Suddenly preoccupie­d with the idea of guilt, he recalls a story of a married woman in the Swedish city of Malmo during World War II who had an affair with a German prisoner of war. Knausgaard adopts her personalit­y as she writes out a long letter to her former lover. This becomes an intriguing and even exciting first-person story, as the Malmo woman recalls escaping her abusive husband and running off with her Nazi swain, but it also proves anti-climactic. Knausgaard loses interest.

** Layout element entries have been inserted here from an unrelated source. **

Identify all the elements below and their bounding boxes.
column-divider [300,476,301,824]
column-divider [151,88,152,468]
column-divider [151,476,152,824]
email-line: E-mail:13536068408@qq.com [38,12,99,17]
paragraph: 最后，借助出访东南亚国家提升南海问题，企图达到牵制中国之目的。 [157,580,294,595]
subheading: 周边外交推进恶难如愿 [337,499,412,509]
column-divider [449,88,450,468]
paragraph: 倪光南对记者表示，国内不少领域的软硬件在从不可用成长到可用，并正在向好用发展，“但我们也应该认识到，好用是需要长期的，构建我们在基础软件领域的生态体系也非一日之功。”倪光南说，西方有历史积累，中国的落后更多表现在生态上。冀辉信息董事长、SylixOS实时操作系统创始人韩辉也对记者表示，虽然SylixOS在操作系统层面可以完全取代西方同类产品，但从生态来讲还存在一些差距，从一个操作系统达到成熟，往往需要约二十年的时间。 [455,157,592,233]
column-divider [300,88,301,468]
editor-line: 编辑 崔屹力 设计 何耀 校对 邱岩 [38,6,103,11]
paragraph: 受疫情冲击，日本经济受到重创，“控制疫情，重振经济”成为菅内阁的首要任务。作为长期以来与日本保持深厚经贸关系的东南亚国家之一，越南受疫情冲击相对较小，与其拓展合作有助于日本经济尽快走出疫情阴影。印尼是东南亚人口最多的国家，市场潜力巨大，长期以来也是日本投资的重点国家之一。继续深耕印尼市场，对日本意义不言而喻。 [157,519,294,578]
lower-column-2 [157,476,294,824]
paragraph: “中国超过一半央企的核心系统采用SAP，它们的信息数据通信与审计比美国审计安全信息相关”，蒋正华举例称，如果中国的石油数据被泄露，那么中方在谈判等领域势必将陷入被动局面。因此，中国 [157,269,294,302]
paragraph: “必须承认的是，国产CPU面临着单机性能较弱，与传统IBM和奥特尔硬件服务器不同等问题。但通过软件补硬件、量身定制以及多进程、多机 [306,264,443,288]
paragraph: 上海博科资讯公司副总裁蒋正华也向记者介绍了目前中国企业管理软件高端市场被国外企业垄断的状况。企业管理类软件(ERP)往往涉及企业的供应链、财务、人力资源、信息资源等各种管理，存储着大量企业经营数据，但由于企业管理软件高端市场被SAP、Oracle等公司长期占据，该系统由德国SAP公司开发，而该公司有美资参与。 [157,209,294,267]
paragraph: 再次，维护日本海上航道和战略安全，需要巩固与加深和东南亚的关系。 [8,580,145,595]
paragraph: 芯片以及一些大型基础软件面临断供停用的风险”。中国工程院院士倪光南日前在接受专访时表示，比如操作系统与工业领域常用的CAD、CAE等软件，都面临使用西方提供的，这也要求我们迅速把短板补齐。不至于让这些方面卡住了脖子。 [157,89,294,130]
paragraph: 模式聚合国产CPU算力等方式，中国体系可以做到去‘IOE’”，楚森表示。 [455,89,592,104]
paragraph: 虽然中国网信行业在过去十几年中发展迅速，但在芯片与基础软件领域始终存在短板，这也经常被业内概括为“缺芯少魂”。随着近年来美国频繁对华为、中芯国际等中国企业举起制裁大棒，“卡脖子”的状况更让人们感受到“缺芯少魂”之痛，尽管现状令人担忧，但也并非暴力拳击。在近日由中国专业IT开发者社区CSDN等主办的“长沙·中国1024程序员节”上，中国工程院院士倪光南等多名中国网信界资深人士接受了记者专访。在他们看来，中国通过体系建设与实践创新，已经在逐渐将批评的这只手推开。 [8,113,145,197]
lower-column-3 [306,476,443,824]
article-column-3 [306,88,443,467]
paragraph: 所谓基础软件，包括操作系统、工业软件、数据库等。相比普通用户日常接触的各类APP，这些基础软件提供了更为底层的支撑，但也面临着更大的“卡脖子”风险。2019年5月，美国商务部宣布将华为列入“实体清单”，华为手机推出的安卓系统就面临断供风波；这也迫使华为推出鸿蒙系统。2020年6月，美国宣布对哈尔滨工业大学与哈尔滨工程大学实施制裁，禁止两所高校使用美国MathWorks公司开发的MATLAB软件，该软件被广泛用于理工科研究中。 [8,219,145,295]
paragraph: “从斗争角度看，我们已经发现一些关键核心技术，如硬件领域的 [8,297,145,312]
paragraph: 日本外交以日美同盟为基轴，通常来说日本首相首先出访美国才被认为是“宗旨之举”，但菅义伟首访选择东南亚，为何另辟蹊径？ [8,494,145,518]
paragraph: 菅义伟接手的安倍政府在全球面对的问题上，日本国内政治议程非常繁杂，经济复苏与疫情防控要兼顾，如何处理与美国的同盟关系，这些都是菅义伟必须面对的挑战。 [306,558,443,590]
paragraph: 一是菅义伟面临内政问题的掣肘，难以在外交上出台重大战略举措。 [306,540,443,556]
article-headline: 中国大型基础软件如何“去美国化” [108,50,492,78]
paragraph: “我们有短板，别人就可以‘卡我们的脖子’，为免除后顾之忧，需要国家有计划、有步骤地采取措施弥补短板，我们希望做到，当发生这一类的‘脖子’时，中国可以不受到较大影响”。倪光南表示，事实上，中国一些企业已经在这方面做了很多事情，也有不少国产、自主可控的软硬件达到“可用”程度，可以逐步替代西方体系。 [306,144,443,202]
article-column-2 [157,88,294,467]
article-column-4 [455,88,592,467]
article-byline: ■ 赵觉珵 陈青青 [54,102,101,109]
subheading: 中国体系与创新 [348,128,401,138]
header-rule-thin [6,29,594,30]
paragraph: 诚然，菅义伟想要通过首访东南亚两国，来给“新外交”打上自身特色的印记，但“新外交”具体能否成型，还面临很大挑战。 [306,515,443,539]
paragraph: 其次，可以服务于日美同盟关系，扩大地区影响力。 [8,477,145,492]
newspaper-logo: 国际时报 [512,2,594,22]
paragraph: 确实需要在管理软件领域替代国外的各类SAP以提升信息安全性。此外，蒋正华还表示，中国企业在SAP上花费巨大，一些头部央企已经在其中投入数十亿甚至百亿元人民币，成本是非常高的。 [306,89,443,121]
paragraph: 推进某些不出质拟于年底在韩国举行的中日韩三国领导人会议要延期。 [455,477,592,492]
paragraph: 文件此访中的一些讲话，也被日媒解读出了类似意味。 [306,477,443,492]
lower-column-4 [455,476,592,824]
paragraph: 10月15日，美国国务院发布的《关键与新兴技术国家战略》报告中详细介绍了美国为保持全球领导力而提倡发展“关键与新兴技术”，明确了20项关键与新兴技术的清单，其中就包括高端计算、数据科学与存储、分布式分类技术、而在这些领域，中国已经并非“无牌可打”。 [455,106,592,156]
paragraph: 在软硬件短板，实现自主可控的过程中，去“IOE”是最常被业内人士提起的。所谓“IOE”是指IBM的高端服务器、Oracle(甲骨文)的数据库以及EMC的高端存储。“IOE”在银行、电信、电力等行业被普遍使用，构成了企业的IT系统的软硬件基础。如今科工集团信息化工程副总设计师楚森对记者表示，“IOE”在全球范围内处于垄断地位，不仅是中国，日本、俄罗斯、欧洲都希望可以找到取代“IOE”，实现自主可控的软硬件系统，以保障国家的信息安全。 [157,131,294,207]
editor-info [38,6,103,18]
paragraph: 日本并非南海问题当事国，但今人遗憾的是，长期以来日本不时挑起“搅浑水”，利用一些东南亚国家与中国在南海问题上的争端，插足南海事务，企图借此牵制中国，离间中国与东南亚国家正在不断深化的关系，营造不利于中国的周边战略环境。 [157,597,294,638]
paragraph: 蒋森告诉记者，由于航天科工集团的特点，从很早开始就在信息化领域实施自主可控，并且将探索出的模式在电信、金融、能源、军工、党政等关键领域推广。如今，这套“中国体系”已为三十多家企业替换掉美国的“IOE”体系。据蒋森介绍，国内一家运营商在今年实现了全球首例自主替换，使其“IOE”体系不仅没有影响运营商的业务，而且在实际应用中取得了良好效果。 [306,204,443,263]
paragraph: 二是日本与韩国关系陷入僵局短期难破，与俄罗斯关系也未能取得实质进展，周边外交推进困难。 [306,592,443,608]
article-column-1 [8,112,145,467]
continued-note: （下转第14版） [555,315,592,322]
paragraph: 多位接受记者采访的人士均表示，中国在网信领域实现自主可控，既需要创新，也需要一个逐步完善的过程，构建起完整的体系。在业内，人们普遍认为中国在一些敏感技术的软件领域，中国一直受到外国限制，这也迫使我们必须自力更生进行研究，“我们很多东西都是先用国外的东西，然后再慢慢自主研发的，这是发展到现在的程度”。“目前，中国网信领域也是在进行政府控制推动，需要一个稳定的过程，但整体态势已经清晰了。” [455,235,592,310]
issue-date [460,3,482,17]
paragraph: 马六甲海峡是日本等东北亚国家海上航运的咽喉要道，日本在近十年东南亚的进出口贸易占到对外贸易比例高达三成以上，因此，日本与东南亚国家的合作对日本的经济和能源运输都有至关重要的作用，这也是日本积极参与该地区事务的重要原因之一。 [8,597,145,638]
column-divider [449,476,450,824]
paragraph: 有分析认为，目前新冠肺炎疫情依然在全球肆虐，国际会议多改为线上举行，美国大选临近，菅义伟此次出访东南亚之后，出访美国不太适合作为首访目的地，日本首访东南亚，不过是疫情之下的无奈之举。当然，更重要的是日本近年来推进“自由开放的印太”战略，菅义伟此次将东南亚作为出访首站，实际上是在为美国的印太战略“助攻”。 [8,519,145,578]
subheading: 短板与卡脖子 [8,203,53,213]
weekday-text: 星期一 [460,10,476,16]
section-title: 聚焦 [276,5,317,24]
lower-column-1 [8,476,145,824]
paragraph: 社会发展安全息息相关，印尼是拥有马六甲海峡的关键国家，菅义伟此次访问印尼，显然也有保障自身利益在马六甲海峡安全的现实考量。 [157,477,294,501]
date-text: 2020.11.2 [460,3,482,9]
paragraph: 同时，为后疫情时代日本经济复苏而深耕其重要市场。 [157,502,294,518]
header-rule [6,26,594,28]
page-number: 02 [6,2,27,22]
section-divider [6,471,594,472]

Is there some subtle structure buried within this final volume of seasonal reflection? Is it about how essentiall­y insular the writer's life has become?

Are all these thoughts supposed to hang together? Earlier in the book, Knausgaard recalls reading an old journal of Swedenborg's where pages have been ripped out, disrupting a linear narrative: “The shift from the outer to the inner world is so abrupt, and the inner world so chaotic and heavy with meaning that at first it is nearly impossible to orient oneself in.”

Knausgaard frequently points out this book was edited as it was being written. He seems to have no greater final design other than to close out this enterprise. “Summer” reaches no resolution. That does not make it a disaster, but it is a disappoint­ment, deflating rather than expanding, more chaotic than meaningful — an author in a rut, spinning his wheels.